Metadata-Version: 2.1
Name: NLP-LIB-cpu
Version: 0.0.10
Summary: Python library for Language Model / Finetune using Transformer based models.
Home-page: https://github.com/twilightdema/NLP_LIB.git
Author: Chulayuth Asawaroengchai
Author-email: twilightdema@gmail.com
License: UNKNOWN
Description: NLP_LIB
        =======
        The python library for language modeling and fine tuning using Transformer based deep learning models with built-in Thai data set supported.
        
        ### Features
        #### Lanugage Models Supported
         - Transformer Decoder-only model (Next token predicton objective function)
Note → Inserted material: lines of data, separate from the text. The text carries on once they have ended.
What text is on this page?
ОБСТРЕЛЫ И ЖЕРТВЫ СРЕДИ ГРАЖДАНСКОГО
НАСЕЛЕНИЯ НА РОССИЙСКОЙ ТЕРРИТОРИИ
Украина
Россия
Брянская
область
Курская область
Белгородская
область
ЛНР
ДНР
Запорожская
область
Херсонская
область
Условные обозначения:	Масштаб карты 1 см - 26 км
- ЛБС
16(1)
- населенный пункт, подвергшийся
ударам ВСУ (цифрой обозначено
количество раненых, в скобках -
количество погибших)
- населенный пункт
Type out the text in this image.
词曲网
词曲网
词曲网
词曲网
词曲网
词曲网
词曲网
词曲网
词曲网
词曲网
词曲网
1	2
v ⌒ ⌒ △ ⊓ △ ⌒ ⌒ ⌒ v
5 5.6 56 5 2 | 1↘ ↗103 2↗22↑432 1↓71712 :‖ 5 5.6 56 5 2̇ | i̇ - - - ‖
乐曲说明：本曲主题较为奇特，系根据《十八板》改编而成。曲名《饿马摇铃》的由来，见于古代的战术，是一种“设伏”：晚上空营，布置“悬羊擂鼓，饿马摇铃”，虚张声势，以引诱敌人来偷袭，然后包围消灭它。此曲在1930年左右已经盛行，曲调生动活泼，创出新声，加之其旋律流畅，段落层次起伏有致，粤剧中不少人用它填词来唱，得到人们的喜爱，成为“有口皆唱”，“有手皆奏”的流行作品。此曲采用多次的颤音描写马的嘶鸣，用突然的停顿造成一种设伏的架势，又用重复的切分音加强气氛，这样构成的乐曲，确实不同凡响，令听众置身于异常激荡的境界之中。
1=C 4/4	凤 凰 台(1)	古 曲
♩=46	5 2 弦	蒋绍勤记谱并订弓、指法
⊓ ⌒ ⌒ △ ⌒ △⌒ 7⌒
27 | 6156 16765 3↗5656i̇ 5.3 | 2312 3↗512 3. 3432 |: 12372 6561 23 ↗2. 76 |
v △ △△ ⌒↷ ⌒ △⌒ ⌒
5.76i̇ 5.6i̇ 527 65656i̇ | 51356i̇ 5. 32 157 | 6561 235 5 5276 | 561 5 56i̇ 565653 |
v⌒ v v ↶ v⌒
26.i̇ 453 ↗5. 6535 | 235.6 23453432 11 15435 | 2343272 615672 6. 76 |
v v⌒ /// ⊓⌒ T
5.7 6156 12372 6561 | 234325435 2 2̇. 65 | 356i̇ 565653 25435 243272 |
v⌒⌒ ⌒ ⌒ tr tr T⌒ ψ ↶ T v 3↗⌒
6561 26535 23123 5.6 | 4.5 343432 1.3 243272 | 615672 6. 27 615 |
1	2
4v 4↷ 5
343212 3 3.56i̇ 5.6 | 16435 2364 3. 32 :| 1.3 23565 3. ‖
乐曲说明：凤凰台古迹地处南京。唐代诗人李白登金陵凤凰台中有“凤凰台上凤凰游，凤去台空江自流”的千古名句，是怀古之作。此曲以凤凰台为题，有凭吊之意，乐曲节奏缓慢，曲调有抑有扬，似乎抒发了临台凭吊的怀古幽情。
         - Transformer Encoder-only model (Masked tokens prediction objective function)
        #### Fine Tuning Models Supported
         - Sequence-to-Sequence Model
         - Multi Class Classification
         - Multi Label Classification
        #### Built-in Data Set Supported (All are Thai language)
         - **NECTEC BEST2010** for Language Model
         - **Thailand Wikipedia Dump** for Langauge Model
         - **NECTEC BEST2010** for Topic Classification
         - **Truevoice** for Intention Detection
         - **Wisesight** for Sentiment Analysis
         - **Wongnai** for Rating Prediction
        #### Build-in Input / Output Transformation
         - Full word dictionary
         - Bi-gram dictionary
         - Sentencepiece coding
        #### Other Features
         - Build in API server for quick deploying the model
         - Automatic multi-GPUs detection and training support (Data Parallel)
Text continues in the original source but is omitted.